When he asked her about her depression she would just say it was because of stress, but he should have noticed it wasn't because of stress.

He put down the cup in his hand and didn't hesitate to hug her.

"I'm sorry. I'm sorry I couldn't be the one for you to talk to."

"It's not your fault, don't blame yours-"

"Yes, it is. What kind of brother am I to ignore all this? I thought you wanted this and I didn't stop for a second to ask you. I should've seen there wasn't happiness, but I couldn't. I was too focused on myself. From now on, let me make it up to you."

"Please, don't say it. You didn't know and I was too scared to tell you. It's my fault too. Everytime mom would say that I wanted it maybe she was right, maybe I wanted it, but I didn't realize it. I'm happy now that I've become like you and I think that maybe it was my fault in the past too. But I just don't know why I'm happy now, and not from the start."

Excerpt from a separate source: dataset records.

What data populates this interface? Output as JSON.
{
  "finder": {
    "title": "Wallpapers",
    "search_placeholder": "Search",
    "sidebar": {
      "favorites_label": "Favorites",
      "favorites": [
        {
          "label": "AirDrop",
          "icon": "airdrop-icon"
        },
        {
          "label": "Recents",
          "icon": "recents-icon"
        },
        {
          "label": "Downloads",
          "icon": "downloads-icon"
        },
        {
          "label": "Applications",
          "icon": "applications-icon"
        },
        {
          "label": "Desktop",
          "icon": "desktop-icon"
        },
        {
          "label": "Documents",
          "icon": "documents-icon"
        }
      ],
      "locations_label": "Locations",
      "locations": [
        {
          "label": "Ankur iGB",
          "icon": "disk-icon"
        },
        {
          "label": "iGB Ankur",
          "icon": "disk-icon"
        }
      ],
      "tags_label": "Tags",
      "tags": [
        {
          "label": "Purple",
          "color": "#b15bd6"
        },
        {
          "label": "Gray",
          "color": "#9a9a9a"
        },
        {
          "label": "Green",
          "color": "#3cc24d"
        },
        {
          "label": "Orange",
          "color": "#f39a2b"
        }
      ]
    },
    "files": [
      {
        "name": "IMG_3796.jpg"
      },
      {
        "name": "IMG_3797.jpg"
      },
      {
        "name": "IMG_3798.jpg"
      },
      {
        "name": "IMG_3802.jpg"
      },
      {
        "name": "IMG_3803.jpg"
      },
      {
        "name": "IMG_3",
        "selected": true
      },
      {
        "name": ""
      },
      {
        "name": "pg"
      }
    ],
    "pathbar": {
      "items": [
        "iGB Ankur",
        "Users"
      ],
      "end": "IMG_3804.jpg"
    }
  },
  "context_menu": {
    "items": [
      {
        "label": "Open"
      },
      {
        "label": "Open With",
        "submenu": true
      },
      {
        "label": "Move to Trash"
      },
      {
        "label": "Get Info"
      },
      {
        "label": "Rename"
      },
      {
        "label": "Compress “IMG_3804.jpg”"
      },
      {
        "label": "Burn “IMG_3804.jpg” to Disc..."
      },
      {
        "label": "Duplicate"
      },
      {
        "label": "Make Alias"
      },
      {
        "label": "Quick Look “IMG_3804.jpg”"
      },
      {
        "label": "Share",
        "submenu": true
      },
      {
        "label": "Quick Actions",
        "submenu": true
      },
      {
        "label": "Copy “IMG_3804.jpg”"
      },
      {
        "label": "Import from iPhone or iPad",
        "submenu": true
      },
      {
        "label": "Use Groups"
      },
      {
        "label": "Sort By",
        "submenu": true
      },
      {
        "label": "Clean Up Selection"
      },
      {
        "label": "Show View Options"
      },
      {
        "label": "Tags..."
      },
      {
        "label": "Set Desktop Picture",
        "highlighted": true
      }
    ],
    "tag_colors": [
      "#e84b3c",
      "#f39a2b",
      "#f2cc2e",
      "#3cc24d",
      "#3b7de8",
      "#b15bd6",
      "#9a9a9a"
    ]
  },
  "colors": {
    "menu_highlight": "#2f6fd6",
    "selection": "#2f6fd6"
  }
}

"Don't blame yourself. It was not your fault."

"Yes,it was. It was always my fault. If I didn't want to be happy then I wouldn't have accepted Jaemin's feelings and now he would be heartbroken by someone like me. It's no one else's fault but mine."

"Yuri-"

"Things didn't work with Hyunsuk, how could I expect for them to work this time? With Eunwoo there wasn't even enough time to get scolded because as soon as we started dating we also broke up. But I was a fool to think this time would be different. I ruined his life, I made him so sad. You have no idea what kind of expression he had on his face. I hate myself so much, how could I be so selfish." She kept shouting against his chest while he tried to keep her still, to calm her down.

"It's alright. Shh. It'll get better."

"No, it won't. It never got better." She said and stopped moving. Letting the tears roll down and her brother hug her. "It's my fault."